Check your understanding
Section titled “Check your understanding”- State the three load-bearing parts of the definition of an E2E test, and explain what each one rules out.
- What class of bug does a browser-level E2E test catch that an API-level E2E test cannot? Give a concrete example.
- E2E tests have the highest fidelity to production. Why, then, does the pyramid tell you to write few of them?
- Apply the rule of thumb to a checkout flow: which single behaviour would you cover end-to-end, and which behaviours would you push down a level — and to which level?
- Name the three properties of the environment E2E tests run in that make them flaky, and give one failure each produces.
Show answers
- Fully assembled — nothing on the critical path is faked, or it is only a wide integration test, not E2E. Real entry point — you go in through the door a user uses (HTTP request or browser), not an internal function call. User-visible behaviour — you assert only on what comes out the door (status, body, rendered text), never on a private field or a directly-peeked row, so a refactor that keeps behaviour keeps the test green.

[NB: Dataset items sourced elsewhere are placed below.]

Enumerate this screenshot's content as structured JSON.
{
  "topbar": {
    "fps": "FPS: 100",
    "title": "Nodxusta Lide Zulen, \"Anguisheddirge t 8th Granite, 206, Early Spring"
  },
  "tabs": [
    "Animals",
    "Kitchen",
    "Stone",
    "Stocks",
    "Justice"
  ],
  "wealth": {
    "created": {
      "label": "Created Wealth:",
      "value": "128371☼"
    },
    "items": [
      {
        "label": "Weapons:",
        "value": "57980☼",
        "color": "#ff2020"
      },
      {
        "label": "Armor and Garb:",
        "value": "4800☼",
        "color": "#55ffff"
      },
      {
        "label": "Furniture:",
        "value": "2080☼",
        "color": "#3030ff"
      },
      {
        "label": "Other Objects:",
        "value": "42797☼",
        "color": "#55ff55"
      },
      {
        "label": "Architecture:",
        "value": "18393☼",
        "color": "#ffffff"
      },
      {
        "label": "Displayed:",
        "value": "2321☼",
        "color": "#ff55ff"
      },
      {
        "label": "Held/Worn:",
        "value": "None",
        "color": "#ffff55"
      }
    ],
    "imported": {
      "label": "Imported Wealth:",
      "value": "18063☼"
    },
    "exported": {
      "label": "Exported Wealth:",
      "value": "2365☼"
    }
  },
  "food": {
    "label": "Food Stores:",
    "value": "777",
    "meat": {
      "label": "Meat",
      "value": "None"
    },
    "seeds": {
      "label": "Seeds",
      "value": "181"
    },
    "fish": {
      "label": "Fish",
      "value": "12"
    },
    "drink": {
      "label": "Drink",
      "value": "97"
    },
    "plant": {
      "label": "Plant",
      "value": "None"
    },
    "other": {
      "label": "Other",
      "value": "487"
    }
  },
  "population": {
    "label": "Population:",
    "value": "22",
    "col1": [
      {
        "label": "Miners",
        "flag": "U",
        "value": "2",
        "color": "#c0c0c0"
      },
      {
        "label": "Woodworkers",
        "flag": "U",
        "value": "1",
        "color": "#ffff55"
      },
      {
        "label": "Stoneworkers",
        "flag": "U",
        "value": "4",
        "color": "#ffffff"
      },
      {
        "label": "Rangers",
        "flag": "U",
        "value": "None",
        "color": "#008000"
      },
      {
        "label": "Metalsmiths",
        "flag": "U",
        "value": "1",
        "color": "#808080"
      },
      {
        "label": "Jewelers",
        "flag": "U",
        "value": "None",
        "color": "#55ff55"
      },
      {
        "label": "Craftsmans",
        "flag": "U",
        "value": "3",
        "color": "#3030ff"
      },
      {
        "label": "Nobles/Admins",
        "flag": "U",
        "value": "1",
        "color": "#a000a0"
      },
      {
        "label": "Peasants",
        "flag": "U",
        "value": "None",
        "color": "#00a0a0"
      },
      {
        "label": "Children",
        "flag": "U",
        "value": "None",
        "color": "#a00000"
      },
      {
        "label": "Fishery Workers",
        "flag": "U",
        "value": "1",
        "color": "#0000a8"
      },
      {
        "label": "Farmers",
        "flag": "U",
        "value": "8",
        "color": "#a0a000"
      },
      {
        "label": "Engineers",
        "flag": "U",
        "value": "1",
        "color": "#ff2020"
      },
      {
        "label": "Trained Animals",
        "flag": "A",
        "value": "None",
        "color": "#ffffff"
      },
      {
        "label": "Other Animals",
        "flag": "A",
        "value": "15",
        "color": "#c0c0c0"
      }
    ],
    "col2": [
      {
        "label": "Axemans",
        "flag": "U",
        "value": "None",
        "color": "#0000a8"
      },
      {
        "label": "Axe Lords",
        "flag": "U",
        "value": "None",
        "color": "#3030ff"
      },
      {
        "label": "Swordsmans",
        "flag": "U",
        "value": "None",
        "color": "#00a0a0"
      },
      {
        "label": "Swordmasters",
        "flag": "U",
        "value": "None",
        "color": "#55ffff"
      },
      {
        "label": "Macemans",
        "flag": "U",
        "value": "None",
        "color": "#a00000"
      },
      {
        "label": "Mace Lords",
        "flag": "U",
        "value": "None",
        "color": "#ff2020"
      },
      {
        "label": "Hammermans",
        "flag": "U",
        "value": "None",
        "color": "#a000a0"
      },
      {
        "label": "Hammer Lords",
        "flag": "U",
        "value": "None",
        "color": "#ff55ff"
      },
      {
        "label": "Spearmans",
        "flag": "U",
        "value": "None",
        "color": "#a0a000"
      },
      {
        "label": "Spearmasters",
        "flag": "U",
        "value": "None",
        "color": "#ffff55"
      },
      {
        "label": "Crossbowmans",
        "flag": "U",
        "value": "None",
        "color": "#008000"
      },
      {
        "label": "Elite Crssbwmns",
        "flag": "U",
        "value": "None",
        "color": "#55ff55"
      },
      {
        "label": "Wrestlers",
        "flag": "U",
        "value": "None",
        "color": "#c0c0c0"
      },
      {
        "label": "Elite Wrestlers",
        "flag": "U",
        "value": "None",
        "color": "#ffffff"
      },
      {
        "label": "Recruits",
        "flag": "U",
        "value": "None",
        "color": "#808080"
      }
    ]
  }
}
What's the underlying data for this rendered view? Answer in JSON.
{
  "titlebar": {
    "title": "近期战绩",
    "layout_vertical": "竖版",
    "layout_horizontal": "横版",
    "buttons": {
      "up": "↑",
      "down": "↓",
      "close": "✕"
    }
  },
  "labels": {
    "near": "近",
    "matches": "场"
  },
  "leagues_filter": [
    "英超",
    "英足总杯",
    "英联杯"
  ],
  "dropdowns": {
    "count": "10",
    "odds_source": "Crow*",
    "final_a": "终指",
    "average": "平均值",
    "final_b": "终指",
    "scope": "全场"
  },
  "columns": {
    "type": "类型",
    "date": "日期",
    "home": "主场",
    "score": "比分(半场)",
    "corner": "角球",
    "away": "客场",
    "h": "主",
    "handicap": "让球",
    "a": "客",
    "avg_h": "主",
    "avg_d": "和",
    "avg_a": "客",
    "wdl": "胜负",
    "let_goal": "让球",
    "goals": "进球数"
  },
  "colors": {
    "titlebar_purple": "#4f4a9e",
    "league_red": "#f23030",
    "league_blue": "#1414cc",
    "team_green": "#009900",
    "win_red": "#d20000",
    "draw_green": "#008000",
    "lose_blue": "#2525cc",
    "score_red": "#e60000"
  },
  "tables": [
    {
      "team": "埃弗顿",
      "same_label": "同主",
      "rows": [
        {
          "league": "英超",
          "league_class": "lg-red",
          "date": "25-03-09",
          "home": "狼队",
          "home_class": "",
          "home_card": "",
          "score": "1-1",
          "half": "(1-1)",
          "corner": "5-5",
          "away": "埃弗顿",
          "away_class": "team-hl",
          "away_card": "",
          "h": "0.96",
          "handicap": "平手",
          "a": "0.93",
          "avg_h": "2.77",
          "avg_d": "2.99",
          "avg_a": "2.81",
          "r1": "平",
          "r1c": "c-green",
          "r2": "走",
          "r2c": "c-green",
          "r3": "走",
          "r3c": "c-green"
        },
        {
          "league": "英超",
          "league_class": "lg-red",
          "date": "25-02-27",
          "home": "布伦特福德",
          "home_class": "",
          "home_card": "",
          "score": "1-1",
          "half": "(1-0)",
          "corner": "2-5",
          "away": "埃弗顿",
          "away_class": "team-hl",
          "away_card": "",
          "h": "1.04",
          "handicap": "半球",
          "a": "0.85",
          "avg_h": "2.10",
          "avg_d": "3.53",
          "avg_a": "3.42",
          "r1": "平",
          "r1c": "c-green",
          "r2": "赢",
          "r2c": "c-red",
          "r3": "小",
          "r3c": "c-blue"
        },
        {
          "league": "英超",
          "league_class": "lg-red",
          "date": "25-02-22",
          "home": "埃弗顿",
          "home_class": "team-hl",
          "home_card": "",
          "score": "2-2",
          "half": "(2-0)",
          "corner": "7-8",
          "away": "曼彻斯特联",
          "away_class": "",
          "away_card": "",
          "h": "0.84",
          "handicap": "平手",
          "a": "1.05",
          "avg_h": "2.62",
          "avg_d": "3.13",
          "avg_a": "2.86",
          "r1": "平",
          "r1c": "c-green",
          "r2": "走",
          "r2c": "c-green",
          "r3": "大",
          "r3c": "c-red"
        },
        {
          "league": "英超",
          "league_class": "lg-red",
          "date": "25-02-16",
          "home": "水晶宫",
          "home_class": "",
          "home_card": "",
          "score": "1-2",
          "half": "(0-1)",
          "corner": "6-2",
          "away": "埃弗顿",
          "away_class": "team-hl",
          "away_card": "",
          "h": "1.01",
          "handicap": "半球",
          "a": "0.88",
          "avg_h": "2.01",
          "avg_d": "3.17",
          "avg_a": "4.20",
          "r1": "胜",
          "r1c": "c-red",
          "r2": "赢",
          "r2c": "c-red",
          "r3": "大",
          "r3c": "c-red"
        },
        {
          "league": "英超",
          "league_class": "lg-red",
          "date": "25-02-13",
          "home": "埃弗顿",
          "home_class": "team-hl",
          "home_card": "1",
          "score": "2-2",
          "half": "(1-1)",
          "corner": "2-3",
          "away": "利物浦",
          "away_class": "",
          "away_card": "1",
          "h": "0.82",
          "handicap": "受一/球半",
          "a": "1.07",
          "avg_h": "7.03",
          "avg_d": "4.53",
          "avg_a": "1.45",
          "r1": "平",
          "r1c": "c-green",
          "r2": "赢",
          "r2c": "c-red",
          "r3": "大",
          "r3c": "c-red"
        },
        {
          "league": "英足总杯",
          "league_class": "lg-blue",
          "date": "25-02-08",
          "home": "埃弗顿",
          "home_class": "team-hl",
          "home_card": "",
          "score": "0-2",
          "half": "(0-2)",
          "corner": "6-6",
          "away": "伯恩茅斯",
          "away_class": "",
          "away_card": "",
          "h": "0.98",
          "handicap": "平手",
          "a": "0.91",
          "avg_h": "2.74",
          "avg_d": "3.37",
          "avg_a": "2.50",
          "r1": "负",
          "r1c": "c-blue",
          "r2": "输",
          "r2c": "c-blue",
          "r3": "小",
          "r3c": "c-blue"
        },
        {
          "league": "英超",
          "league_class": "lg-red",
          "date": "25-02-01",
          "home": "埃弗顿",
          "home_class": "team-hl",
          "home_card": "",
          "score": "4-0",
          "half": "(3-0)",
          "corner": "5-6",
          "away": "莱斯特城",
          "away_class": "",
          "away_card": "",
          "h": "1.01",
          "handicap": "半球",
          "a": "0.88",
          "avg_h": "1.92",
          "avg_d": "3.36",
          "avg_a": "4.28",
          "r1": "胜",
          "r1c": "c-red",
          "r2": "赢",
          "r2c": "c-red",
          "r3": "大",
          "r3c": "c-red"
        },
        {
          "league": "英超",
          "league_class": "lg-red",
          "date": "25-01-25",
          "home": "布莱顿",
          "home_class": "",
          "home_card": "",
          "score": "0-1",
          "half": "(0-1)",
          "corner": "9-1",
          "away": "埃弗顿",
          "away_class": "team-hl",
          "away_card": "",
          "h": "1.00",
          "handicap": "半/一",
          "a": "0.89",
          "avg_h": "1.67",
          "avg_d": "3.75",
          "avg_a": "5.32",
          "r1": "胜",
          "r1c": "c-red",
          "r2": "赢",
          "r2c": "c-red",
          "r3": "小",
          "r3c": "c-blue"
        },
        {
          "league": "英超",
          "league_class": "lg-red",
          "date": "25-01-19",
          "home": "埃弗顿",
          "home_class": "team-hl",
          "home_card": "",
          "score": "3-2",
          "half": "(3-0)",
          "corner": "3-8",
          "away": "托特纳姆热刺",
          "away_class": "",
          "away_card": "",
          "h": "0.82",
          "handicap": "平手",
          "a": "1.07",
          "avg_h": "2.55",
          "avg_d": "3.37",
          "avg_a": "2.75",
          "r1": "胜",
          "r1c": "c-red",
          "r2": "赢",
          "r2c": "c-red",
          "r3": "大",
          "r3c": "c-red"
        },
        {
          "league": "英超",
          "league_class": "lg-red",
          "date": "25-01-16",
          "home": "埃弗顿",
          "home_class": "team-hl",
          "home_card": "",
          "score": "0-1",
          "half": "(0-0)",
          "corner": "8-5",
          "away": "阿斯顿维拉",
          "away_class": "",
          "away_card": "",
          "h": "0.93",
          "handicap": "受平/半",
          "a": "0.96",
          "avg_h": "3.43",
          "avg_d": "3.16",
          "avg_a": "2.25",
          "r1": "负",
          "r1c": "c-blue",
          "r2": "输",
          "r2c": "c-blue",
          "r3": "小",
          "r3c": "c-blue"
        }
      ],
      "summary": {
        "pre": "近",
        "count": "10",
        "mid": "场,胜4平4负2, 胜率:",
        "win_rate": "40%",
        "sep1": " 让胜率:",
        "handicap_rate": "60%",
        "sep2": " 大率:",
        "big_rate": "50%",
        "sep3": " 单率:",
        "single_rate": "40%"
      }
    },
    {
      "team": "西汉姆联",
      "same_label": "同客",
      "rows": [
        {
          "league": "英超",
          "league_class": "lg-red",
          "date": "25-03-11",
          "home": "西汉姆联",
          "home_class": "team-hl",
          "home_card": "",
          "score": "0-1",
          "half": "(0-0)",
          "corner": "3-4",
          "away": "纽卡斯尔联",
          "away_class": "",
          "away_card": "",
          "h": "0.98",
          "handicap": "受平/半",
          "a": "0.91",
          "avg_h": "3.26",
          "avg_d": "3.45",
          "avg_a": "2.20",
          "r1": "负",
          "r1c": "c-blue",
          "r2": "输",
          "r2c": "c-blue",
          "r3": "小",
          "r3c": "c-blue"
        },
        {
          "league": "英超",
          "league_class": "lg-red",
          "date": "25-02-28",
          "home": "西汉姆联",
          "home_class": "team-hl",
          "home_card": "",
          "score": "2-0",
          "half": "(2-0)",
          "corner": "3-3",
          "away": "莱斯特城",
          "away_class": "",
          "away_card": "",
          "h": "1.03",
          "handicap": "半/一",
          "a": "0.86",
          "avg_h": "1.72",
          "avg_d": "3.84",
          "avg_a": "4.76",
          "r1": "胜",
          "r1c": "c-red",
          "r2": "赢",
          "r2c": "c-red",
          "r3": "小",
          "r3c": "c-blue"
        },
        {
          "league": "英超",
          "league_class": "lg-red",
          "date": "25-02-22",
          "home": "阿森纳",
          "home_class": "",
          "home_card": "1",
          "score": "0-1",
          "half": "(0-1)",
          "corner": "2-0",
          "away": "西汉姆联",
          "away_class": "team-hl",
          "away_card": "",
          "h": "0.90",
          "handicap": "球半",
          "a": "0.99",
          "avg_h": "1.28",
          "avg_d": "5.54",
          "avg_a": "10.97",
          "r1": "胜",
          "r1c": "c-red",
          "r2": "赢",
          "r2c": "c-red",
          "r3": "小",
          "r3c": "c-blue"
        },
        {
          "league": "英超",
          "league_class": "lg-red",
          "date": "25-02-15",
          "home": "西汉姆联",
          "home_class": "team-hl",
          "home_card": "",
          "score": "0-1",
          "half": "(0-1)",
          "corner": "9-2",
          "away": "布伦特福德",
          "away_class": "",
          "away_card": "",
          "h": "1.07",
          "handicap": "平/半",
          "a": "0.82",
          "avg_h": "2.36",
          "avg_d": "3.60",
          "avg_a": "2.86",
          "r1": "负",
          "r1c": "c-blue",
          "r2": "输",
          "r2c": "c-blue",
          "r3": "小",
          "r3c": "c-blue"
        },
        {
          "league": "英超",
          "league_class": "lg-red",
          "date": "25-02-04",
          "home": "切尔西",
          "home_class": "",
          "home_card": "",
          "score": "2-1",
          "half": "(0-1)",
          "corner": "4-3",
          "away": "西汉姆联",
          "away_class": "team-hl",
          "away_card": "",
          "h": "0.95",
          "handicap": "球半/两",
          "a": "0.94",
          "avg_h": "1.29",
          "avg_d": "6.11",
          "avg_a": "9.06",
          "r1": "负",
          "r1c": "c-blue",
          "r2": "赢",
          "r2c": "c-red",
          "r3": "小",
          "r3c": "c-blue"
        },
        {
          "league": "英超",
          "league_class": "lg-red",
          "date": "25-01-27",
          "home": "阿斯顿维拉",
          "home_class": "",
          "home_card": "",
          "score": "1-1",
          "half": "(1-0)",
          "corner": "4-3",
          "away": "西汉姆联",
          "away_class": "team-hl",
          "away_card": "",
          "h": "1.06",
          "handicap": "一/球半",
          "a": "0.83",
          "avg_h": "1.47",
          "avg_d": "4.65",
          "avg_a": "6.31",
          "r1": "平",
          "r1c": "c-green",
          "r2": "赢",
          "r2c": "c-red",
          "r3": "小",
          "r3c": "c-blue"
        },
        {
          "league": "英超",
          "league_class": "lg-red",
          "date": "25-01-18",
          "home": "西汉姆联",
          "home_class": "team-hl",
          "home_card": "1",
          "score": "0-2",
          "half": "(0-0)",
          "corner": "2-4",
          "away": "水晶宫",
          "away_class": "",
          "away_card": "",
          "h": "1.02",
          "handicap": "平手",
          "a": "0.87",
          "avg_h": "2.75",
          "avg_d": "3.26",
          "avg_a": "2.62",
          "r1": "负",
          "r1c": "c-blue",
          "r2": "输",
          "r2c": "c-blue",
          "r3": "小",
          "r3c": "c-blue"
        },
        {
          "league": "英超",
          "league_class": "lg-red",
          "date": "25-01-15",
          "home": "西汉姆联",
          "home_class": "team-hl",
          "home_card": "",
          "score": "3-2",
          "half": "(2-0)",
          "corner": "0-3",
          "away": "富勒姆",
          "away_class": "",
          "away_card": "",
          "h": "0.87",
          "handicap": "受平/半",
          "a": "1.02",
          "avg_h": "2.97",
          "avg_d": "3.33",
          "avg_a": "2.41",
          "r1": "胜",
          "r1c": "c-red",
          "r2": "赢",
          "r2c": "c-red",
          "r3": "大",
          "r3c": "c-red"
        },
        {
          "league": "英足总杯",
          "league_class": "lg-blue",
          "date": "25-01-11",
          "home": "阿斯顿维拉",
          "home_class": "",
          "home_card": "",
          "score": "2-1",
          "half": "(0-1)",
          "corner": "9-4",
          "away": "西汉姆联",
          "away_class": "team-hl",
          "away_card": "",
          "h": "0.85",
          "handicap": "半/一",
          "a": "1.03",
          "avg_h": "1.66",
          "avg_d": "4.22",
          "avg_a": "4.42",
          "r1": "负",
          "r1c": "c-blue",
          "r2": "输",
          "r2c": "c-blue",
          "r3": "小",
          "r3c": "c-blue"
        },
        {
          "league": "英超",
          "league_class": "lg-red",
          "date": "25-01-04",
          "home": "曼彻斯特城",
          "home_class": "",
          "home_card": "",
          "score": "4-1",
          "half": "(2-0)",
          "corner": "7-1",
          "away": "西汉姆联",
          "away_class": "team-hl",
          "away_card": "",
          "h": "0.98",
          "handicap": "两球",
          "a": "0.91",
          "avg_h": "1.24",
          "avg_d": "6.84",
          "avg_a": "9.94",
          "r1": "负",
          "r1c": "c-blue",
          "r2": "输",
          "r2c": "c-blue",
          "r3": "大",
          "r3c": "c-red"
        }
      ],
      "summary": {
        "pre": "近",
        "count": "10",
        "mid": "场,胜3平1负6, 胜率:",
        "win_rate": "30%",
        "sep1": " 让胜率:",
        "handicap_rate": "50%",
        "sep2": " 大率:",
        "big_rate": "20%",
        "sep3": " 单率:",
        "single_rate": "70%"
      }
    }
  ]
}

- UI-only bugs: a button wired to the wrong handler, a form that never submits, client-side validation that blocks a valid input, a redirect loop, an element hidden by CSS. Example: the API returns
200and writes the order row correctly, but the “Buy” button’s click handler is broken, so no real user can ever place the order — an API-level test passes, a browser test fails. - Because fidelity is bought with cost. E2E tests are the slowest (real network/disk/rendering), the flakiest (they fail for every reason their real dependencies can fail), and the most expensive to maintain (any change anywhere can break them). For a fixed time budget you can run thousands of unit tests or a few dozen E2E tests — so you spend the scarce E2E budget only on the highest-value journeys.
- Cover “checkout succeeds through the real front door” with one (or a few) E2E tests — the money path. Push edge cases down: expired coupon, declined card, negative quantity, Unicode address, tax/discount math → unit tests (fast, deterministic) for the pure logic, and integration tests for the ones that cross a real boundary (e.g. the payment client against a real/stubbed gateway). Fast and cheap where the variety lives; thin and real where “does it work at all” lives.
- Shared (a leftover row from one test fails another that expected an empty table), stateful (a session/cache carried across steps makes a second run start differently and fail), networked (a call that took 900 ms instead of 100 ms under CI load trips a too-tight assumption). None involves a code change — all three are the on-ramp to the flakiness pages that follow.